Murni ingin menolak, tapi rasa haus memang sudah menderanya sejak malam tadi. Pria itu berjalan menuju kulkas.
Murni memandangi sosok atletis itu. Apa yang membuatnya menjadi pembunuh sadis? Padahal sebagai manusia ia sempurna sekali. Wajah tampan yang mirip Antonio Banderas, dengan mata yang tajam dan tubuh yang atletis, ditambah dengan kekayaan. apalagi yang kurang dalam hidupnya? Apa, apa, dan apa begitu banyak di benak Murni.

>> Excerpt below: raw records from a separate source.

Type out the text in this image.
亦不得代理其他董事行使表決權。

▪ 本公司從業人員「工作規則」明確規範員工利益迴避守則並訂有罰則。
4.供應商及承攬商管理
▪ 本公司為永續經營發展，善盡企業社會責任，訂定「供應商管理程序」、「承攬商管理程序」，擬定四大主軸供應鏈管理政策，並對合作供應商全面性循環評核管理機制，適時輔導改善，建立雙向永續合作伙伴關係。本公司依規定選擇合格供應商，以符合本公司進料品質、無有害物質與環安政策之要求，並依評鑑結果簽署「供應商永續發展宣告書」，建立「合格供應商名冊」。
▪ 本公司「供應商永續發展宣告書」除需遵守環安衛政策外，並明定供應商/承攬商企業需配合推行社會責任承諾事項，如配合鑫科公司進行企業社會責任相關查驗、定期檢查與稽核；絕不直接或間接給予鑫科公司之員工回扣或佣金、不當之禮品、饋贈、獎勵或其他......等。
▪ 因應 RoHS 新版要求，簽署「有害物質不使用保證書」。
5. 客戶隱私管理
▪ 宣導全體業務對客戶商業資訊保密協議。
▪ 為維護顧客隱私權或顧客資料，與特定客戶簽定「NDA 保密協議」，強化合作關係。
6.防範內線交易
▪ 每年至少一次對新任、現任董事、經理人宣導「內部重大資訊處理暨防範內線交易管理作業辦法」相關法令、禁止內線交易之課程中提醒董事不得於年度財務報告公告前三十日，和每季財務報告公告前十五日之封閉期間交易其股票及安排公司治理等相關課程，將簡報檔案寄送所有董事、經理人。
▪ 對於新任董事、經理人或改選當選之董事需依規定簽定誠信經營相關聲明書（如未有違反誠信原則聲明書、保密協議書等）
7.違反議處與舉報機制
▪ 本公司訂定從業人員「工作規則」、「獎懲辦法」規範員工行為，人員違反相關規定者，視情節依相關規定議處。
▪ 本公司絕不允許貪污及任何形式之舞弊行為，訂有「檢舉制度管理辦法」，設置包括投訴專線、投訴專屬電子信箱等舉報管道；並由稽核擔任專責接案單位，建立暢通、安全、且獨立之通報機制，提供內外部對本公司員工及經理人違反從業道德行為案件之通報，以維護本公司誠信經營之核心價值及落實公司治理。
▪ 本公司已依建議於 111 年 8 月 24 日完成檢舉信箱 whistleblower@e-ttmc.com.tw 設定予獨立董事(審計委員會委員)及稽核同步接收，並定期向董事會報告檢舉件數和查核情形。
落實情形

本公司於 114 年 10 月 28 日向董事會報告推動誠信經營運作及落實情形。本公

Murni tergagap ketika disodorkan minuman kaleng yang sudah dibuka lengkap dengan sedotannya. “Minumlah, aku ingin istirahat sebentar. Jangan coba-coba membuat keributan!” Ancamnya sambil meletakan minuman itu di pinggir meja .Maksudnya agar murni mudah menjangkau dengan mulutnya. lantas dia berlalu meninggalkan Murni.
***   
Rumah megah dengan arsitektur bergaya Spanyol itu tampak asri dari kejauhan. Pintu gerbang elektronik dengan pembuka dan penutup menggunakan remot control, halaman luas dan teduh yang banyak ditumbuhi bunga-bunga yang tertata rapih, dengan kolam renang di tengah-tengahnya membuat rumah itu nyaman dan indah. Sebuah rumah impian kebanyakan para penghuniu planet ini.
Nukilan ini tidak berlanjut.